The days of using Tigerbook to find a friend’s dorm room to drop off a surprise gift or to find out what city a fellow student in precept is from are over.
University privacy restrictions now prohibit the display of dorm building, room number, roommates, hometown, state, and country on Tigerbook. The website removed this information on Sept. 6, 2019.
In the past, Tigerbook showed every student’s name, picture, email, residential college, dorm building, room number, hometown, state, country, roommates, and major.
Tigerbook is an online directory of Princeton undergraduates originally created by Hansen Qian ’16, Ivo Crnkovic-Rubsamen ’15, and Rohan Sharma ’14 for their capstone project for COS 333: Advanced Programming Techniques. Adam Libresco ’19 and Nick Schmeller ’21 have also contributed to the website in recent years. Students must log in with the University’s CAS authentication system in order to view the information on Tigerbook.
“We continually review how information is managed and shared at the University.
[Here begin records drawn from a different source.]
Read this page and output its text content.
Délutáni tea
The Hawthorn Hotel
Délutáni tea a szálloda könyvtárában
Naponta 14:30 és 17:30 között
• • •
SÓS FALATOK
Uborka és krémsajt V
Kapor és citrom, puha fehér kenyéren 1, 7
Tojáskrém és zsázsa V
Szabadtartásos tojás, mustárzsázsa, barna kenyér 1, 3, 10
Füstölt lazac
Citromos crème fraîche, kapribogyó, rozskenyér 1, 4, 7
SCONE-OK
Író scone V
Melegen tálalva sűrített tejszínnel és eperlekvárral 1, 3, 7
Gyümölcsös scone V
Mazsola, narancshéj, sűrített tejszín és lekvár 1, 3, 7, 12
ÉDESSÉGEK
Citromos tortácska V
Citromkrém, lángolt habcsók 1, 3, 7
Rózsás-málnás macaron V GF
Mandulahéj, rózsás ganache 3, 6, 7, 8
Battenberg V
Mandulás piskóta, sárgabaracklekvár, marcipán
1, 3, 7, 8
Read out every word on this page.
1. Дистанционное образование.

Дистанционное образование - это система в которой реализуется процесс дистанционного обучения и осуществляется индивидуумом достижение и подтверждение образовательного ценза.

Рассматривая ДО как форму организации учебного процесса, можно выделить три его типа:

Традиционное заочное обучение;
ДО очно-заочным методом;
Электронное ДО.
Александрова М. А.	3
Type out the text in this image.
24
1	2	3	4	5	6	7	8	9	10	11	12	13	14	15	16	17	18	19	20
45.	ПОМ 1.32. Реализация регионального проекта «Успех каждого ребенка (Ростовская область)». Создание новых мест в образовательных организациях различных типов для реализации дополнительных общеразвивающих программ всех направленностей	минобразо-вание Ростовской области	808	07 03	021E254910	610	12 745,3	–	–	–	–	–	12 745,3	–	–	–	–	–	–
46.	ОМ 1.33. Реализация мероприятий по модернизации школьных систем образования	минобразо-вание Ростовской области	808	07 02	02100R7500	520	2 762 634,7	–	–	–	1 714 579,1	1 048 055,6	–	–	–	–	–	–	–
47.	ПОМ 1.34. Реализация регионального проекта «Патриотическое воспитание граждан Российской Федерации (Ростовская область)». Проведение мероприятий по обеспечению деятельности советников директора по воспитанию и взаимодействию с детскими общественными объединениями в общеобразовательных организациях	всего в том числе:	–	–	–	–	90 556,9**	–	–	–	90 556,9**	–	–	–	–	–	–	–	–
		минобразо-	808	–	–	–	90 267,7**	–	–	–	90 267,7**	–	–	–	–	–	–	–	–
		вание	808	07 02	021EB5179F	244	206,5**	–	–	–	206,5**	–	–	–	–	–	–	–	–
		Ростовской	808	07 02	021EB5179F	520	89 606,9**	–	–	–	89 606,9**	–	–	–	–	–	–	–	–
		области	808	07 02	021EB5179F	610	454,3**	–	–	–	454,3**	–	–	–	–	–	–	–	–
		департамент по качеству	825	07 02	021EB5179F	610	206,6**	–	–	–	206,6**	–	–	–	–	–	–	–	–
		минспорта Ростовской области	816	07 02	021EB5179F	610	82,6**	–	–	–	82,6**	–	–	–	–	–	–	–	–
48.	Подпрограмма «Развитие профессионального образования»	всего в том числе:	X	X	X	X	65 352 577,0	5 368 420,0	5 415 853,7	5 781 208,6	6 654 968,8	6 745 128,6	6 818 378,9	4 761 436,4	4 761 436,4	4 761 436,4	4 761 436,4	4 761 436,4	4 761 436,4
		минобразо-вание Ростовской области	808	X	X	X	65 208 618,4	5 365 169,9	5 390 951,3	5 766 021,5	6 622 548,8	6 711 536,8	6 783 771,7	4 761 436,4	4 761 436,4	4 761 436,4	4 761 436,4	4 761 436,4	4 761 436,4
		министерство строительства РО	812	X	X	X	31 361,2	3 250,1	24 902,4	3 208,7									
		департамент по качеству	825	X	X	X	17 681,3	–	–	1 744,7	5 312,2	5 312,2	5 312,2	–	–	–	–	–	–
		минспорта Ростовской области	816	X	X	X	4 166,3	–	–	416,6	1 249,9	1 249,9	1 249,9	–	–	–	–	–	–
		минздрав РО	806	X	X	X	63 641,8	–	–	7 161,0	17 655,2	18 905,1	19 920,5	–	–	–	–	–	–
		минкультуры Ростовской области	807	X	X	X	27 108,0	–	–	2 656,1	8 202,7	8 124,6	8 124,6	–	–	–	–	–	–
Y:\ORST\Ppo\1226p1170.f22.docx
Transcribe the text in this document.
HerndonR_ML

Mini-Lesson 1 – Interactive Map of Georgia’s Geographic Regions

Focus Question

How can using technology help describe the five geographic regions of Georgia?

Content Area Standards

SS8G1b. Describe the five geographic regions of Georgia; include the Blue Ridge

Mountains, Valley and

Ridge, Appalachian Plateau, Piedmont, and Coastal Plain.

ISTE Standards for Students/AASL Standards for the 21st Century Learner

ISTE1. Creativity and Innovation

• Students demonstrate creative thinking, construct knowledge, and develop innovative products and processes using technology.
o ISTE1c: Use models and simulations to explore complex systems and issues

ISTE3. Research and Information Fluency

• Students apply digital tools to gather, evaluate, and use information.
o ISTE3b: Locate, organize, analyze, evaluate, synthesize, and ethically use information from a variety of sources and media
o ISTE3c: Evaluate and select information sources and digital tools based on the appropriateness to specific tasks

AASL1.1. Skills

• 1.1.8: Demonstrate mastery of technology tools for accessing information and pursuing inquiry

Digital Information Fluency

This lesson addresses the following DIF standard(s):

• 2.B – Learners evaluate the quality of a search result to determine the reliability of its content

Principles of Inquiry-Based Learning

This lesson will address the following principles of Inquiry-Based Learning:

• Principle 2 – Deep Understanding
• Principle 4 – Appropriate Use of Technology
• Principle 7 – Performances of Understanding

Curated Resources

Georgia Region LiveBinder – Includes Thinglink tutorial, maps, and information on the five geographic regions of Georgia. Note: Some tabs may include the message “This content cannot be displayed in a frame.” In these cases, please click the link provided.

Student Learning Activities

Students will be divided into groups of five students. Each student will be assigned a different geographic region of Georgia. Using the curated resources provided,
To protect the privacy and security of our students, we have further restricted directory information about students that may have been available to University community members,” Deputy University Spokesperson Michael Hotchkiss wrote in an email.
Students interviewed by The Daily Princetonian seemed to be in agreement about the recent changes to information available on Tigerbook. They acknowledged reasons for the removal of information, but still did not completely agree with the decision.
“I understand why they did it for privacy and security reasons, but I also think [Tigerbook] kind of led to a sense of community and a way to contact people in different ways, especially friends who you might not know where they live, not necessarily random people,” Sarah Yashar-Gershman ’22 said.
Some interviewed students believe that only part of the restricted information should have been deleted from Tigerbook.
“Part of me wonders why some of the information was removed from the website,” Mayowa Oke ‘22 said.
“I can understand some of the privacy concerns surrounding giving away your dorm location for any given student, but when it comes to something such as your hometown, the city you’re from, or the country you’re from, I think those are pieces of information that, when shared with the greater Princeton community, aren’t necessarily harmful and needed to be shielded away,” Oke continued.
Students suggested alternatives to the change to Tigerbook.
“I think it’ll help because there were cases of stalking, but I feel like maybe they could make it where someone is, like, ‘Oh, I accept that my location can be put up there,’” explained Vedrana Ivezic ’22. “I also don’t like it that I can’t see where people are from.”